Global memory double pointer problem


I’m developing certain very big program using CUDA.

My program requires a lot of memories (for matrix computations). So I’ve allocated global memories for them and passed their addresses into kernels.

However, the number of parameters are many, so I grouped them into a struct.

Part of my code is below:

struct GroupParameter {

   float *a;

   float *b;




main() {


   GroupParameter *param;

   cudaMalloc((void**)&param, sizeof(GroupParameter));

   cudaMalloc((void**)&param->a, sizeof(float) * 100);			 // (1)

   cudaMalloc((void**)&param->b, sizeof(float) * 100);

   mykernel<<<dimGrid, dimBlock>>> (param);



__global__ mykernel (GroupParameter *param)


	//(param->a) == 0		 [my problem here]				  (2)


When I printed “param->a” right after the allocation in host, I might get proper address of .

However, I always get 0 when I somehow print the value of “param->a” in myKernel (I stored the value in another parameter to access in host, then I printed it in host).

What is the problem?

There are two suspicious things:

  1. “param->a” in host function (1) is possible? Because “param” points to certain global memory. As far as I know, the host function cannot access global memory.

  2. “param->a” in kernel (2) is possible? Because, I heard that although I allocated global memories to the “param”, kernels’ parameters are stored in shared memory.

So, does anybody know how I can access the global memories ( *a and *b ) properly through *(param->a), *(param->b) in kernel?

Well, the first argument to cudaMalloc is supposed to be a pointer stored on the host, but you’re treating it as if it’s stored on the device - where’s the cudaMemcpy to copy the location returned by the cudaMalloc call for param->a into the param structure on the device?

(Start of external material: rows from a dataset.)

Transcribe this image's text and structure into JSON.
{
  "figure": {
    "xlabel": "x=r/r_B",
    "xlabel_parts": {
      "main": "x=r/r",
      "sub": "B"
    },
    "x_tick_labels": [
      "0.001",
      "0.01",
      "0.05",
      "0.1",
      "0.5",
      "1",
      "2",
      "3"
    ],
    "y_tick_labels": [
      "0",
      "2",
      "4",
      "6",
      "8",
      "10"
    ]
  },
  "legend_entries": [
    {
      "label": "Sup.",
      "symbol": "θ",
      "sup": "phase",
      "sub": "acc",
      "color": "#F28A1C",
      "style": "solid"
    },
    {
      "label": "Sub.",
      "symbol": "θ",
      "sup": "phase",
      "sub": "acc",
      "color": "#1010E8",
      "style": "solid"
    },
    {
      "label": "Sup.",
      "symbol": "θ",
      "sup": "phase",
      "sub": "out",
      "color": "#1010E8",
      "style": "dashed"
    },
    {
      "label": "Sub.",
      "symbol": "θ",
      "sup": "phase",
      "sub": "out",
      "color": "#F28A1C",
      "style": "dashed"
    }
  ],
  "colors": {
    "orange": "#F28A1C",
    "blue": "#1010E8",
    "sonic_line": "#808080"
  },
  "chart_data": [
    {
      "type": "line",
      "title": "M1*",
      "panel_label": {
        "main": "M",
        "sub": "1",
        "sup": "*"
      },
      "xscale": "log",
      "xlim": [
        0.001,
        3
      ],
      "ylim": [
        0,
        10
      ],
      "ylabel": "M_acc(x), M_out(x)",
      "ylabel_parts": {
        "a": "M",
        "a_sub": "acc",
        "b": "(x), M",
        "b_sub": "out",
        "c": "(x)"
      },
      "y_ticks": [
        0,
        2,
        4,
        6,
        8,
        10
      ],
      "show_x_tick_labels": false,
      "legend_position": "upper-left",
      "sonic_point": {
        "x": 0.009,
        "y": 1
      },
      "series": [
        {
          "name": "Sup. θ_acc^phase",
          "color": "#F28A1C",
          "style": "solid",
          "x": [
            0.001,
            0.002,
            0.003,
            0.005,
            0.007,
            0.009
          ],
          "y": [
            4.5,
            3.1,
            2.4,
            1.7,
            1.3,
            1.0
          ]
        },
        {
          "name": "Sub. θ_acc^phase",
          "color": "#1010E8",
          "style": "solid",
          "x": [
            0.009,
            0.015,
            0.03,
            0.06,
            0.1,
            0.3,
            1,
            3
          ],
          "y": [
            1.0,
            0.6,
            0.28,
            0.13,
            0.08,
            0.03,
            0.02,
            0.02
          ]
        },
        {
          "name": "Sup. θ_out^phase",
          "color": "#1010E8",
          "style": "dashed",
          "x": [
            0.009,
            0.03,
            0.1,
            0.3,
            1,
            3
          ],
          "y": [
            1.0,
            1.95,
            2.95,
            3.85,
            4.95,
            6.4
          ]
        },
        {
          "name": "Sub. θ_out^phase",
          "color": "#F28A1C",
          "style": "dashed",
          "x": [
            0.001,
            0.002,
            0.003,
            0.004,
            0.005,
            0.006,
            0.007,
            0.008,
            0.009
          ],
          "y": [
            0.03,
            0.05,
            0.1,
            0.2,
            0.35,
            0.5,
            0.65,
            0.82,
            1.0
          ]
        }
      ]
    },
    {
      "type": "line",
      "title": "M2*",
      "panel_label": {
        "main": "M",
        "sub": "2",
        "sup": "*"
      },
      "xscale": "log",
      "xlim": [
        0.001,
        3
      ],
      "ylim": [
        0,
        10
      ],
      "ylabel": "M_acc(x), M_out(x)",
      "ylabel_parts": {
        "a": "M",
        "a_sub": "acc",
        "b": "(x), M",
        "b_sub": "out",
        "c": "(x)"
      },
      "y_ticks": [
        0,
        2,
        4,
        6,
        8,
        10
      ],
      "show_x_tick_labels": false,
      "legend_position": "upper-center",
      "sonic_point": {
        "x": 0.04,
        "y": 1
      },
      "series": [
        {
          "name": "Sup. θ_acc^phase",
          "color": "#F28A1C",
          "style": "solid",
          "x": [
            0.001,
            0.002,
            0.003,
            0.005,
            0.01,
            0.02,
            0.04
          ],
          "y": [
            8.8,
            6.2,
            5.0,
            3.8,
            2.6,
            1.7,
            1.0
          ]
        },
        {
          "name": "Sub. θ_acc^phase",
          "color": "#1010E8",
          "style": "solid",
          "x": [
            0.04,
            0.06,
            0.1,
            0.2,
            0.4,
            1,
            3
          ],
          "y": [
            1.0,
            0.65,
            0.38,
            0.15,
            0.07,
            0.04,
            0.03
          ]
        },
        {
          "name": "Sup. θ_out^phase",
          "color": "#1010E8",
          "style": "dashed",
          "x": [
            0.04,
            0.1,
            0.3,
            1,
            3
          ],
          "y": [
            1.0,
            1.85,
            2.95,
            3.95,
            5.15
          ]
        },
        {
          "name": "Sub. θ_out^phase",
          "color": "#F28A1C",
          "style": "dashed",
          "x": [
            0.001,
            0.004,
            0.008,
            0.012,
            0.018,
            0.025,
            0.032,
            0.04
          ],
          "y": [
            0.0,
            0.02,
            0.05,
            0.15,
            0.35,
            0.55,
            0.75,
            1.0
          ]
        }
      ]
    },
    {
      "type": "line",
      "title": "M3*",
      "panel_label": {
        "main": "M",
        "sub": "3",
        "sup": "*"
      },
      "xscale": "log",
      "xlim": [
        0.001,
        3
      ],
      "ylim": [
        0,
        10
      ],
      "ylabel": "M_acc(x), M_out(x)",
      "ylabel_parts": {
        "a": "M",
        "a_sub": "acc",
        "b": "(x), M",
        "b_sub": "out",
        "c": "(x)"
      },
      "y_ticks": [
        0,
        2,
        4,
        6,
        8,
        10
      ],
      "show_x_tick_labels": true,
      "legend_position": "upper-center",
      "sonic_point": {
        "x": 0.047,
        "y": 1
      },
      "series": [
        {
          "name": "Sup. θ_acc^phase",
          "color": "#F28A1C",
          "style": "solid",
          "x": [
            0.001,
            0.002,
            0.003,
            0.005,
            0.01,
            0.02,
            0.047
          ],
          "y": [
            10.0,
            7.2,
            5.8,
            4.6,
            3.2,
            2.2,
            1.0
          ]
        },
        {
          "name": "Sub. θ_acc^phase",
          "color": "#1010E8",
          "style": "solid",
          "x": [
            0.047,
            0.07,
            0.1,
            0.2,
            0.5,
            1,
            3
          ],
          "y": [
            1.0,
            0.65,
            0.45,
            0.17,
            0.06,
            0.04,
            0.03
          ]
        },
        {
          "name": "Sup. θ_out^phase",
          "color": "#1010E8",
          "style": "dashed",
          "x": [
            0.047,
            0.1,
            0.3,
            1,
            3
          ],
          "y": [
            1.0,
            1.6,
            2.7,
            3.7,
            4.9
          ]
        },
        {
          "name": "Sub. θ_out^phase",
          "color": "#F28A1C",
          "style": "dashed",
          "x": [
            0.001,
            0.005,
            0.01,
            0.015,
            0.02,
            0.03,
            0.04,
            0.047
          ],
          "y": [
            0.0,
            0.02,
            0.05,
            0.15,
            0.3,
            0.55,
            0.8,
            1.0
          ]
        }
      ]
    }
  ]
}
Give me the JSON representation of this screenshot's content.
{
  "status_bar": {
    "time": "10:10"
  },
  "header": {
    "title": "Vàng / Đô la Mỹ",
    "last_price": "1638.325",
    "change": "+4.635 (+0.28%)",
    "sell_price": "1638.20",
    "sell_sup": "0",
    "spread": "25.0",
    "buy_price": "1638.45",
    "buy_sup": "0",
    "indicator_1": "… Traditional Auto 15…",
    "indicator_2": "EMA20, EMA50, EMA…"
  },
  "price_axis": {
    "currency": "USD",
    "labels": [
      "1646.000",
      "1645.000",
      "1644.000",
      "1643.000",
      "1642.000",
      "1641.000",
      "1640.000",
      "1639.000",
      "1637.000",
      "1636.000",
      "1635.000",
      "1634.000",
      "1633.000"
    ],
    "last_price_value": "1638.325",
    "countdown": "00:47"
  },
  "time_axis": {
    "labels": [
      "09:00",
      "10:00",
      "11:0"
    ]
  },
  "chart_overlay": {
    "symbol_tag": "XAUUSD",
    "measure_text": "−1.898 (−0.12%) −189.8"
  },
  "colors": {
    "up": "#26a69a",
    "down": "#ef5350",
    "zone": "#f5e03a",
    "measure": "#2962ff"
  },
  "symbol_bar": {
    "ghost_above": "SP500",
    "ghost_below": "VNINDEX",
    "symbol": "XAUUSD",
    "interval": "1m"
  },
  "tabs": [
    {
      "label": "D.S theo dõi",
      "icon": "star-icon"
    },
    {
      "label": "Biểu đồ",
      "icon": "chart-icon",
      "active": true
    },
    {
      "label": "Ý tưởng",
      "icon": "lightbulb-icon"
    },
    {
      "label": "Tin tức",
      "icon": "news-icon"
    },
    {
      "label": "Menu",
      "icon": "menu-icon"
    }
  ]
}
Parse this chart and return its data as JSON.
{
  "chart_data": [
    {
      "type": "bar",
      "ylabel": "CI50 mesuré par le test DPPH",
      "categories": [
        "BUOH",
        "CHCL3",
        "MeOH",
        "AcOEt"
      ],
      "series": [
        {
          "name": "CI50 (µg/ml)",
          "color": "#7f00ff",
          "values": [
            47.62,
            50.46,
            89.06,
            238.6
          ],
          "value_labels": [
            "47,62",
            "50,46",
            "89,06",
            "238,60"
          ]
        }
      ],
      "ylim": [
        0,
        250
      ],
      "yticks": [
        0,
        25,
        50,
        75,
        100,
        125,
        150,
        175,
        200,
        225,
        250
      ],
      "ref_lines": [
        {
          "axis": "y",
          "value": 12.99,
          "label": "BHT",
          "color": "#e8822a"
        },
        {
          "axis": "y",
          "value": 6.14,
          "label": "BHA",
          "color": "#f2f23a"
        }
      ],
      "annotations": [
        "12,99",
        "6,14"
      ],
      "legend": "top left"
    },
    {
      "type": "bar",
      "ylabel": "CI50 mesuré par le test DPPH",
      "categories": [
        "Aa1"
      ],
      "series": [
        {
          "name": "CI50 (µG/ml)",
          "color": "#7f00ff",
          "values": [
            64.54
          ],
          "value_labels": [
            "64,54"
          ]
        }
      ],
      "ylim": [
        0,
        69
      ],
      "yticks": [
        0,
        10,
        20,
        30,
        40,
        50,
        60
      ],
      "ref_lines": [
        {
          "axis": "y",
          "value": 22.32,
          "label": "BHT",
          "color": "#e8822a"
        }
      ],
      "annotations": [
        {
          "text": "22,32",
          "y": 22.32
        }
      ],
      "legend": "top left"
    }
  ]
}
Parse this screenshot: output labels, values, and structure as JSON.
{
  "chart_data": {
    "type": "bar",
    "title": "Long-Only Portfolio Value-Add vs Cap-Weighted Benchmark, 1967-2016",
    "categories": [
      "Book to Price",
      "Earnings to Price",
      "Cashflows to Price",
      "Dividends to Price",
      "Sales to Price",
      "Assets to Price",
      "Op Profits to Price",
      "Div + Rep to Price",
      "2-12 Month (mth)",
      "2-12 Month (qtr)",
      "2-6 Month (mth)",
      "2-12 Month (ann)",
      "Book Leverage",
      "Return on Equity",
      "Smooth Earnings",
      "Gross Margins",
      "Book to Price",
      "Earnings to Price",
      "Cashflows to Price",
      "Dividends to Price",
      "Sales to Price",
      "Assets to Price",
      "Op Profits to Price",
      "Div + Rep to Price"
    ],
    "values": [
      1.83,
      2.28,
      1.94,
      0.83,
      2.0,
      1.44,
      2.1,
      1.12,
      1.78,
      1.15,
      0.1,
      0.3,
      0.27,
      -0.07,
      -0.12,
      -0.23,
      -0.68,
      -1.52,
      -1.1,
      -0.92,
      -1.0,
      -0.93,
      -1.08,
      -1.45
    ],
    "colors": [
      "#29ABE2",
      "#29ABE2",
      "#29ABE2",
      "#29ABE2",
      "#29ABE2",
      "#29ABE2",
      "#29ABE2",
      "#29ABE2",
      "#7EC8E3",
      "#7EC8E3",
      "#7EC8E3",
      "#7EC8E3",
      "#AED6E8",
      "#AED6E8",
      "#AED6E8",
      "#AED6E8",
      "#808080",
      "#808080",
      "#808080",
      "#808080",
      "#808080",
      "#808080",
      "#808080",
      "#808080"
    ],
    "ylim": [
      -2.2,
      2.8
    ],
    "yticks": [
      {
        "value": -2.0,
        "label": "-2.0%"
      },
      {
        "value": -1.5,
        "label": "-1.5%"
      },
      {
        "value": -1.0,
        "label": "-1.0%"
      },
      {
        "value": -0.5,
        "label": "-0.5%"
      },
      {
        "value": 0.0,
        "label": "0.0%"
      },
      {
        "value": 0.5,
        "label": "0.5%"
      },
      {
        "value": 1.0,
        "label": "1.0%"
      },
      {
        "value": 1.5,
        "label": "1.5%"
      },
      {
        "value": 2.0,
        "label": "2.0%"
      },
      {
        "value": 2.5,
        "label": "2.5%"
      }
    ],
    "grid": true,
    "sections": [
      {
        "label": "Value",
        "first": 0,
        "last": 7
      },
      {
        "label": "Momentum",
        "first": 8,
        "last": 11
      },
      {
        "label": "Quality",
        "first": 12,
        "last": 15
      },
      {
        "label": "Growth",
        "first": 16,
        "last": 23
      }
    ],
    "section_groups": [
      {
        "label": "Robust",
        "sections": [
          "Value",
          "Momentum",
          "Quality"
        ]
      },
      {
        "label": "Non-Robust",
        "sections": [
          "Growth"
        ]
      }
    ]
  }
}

Alternatively, this is a good example of why you don’t want to go pointer-chasing on the GPU…

Yes, the problem is that your reference param->a points to some random memory on the host and not on device as you would expect. Your program should crash at that point ;)

I see three options for you.

    use GroupParameter, not a pointer to it. It will be allocated on host and passed to mykernel through shared memory.

__global__ mykernel (GroupParameter param)

However, that will reduce the size of your shared memory, and it may be even impossible if GroupParameter is too big!

Make a host and device copy of GroupParameter, as follows:

GroupParameter hostParam;

GroupParameter *gpuParam;

cudaMalloc((void**)&hostParam->a, sizeof(float) * 100);			 

cudaMalloc((void**)&hostParam->b, sizeof(float) * 100);

cudaMalloc((void**)&gpuParam, sizeof(GroupParameter));


mykernel<<<dimGrid, dimBlock>>> (gpuParam);

However, each time you access the arrays, you will be loading from device memory. That will slow your program.

Use constant memory for your GroupParameter:

__constant__ GroupParameter gpuParam;


GroupParameter hostParam;

cudaMalloc((void**)&hostParam->a, sizeof(float) * 100);			 

cudaMalloc((void**)&hostParam->b, sizeof(float) * 100);

cudaMalloc((void**)&gpuParam, sizeof(GroupParameter));


mykernel<<<dimGrid, dimBlock>>> ();

This way, after first reference to your arrays, gpuParam will be cached. I believe this is fastest way to do it without using shared memory. Note, however, if you use this metod you cannot swap pointers later in the kernel.

With this option you will also get lots of ‘Advisory: cannot tell where the pointer is pointing to, assuming global’. Just ignore those, because you are pointing to global (and not shared), but this can be annoying…


I will use the second option, because unfortunately I have to change pointers inside myKernel.

p.s. In your second suggestion, I think “hostParam->a” should be “hostParam.a”.

I’m ready to suffer the performance penalty.

Be warned: swapping the pointers, if you plan to launch several blocks in a grid may be a dangereous operation, because you cannot synchronize between the blocks! Imagine the following situation:

__global__ void myKernel(GroupParameter *params) {

__shared__ float sh[256];





it may happen that block 1 swaps params->a and params->b, while block 2 is reading data to sh array. It may even happen that, for example, 64 floats are read from params->a, while remaining 192 are read from params->b! So be very careful about that!

If your big algorithm works in a pattern:

  • read from a

  • do computation

  • store to b

  • swap a and b

I would suggest calling the kernel for each iteration instead.